ABSTRACT: We analyzed police crash reports involving drivers and cyclists in Portland, Oregon. Of 33 identified causes of crashes, the majority (55%) came from just three mistakes:
- #1 Driver failed to yield while turning
- #2 Driver failed to yield to cyclist in bike lane
- #3 Driver failed to obey light or stop sign
In more descriptive terms, drivers often hit cyclists while turning across a bike lane, or by failure to remain stopped at stop signs or red lights. Focusing education and enforcement resources on these behaviors are most effective at reducing crashes with cyclists.
Portland’s behavioral causes are similar to what is found in the literature throughout the United States. As is a universal finding throughout the literature, Portland crashes are mostly in daylight, clear, dry conditions.
RESULTS If one wants to reduce driver/cyclist crashes, the graph provides the guidance on behavioral causes. Education and enforcement should focus on the top causes, and direct attention to the bottom causes only when resources allow. The top three problematic behaviors massively overshadow the other problems. Investing resources to tackle those three behaviors will be most effective at preventing crashes.

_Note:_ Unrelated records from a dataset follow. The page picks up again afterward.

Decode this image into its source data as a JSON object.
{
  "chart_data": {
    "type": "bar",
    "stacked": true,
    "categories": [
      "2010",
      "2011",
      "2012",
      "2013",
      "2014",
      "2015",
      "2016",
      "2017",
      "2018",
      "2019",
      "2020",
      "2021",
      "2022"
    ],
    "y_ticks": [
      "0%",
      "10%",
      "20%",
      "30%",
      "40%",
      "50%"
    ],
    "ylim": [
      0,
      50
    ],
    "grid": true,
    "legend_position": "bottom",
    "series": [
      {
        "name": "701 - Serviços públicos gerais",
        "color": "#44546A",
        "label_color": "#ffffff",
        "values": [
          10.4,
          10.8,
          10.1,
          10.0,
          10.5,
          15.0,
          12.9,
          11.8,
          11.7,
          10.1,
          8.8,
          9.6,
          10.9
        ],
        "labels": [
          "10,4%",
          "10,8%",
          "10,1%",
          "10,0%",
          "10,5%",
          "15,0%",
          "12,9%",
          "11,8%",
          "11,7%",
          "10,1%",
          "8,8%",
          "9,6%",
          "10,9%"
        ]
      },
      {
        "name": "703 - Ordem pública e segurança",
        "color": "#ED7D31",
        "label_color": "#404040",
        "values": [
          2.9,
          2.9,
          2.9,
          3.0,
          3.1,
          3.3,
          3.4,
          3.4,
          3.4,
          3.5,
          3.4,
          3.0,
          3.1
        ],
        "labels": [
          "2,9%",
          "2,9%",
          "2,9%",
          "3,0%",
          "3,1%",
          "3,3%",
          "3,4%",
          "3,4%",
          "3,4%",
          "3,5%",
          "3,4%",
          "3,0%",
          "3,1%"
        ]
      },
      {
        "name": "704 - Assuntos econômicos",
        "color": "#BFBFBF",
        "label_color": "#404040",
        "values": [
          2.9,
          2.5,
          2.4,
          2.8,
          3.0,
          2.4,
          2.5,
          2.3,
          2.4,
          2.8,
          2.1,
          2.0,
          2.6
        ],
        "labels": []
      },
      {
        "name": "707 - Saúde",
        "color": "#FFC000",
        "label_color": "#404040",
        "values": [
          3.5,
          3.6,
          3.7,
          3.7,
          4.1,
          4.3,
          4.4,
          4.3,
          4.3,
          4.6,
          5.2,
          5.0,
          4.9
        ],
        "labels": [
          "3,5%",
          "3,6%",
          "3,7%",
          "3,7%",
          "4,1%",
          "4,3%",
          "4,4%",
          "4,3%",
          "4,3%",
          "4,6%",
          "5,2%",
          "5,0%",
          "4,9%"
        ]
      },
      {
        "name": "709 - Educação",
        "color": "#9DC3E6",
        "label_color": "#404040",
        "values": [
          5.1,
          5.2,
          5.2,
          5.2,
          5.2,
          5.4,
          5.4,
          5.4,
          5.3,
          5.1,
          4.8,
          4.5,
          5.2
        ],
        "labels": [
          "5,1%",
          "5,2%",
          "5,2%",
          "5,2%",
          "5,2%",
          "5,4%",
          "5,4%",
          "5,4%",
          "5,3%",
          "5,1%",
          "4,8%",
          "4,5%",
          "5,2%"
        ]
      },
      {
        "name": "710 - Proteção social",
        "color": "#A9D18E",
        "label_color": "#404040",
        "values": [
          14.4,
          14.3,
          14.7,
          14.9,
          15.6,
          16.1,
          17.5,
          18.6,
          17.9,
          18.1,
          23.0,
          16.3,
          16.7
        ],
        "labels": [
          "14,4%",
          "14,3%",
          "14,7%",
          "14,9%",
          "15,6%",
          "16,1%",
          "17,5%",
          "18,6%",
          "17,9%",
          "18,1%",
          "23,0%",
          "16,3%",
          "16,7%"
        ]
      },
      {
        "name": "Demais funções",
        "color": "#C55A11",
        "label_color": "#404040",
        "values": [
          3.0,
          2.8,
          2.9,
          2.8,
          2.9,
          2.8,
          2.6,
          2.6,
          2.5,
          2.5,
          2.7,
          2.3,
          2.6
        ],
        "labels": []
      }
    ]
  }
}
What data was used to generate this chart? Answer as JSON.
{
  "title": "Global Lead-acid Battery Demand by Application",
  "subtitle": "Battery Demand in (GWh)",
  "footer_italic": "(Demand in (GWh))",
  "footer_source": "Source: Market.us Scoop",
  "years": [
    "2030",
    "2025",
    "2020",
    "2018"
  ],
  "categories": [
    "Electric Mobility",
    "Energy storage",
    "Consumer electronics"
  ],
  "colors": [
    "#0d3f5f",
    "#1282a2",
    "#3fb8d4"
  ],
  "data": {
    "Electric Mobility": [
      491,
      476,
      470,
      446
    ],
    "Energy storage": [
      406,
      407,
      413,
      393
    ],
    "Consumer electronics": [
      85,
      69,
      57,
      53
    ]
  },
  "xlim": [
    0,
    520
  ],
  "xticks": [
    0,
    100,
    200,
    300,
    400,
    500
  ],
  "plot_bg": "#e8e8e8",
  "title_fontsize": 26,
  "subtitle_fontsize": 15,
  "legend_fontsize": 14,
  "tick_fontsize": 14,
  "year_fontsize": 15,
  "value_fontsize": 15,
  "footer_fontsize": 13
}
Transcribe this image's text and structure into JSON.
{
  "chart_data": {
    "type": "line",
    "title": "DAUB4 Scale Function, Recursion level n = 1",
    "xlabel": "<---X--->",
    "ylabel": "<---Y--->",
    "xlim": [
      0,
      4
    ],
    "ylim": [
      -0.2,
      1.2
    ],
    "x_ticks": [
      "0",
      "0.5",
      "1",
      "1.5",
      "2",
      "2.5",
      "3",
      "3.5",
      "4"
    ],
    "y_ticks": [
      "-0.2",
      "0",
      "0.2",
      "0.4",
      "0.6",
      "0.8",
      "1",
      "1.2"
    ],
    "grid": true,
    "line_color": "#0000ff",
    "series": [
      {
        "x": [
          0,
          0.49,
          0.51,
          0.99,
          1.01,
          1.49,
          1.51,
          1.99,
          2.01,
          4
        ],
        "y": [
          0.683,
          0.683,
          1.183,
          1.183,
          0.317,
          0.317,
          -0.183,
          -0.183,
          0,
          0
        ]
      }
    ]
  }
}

Notice that the majority of crashes occur in daylight, dry, clear conditions. This is expected, and is a universal finding throughout the literature. It’s ineffective for education and enforcement to spend inordinate resources on telling cyclists to have lights. It’s unfortunate (and arguably harmful) when safety programs haven’t read the data, and focus solely on cyclists having lights.
Once a safety program has addressed the top causes, if it still has resources, it makes sense to go down the list to address the lower causes.
Having these police reports also tells us the frequency of reported driver/cyclist crashes.
Reported driver/cyclist crashes occur at least an average of every 5 days.
During pleasant weather when more people are riding bikes between June-September, reported driver/cyclists crashes occur at least an average of every 3 days.
This high frequency of crashes represents tremendous individual and societal suffering. Even drivers who are physically unharmed are dealing with the many consequences.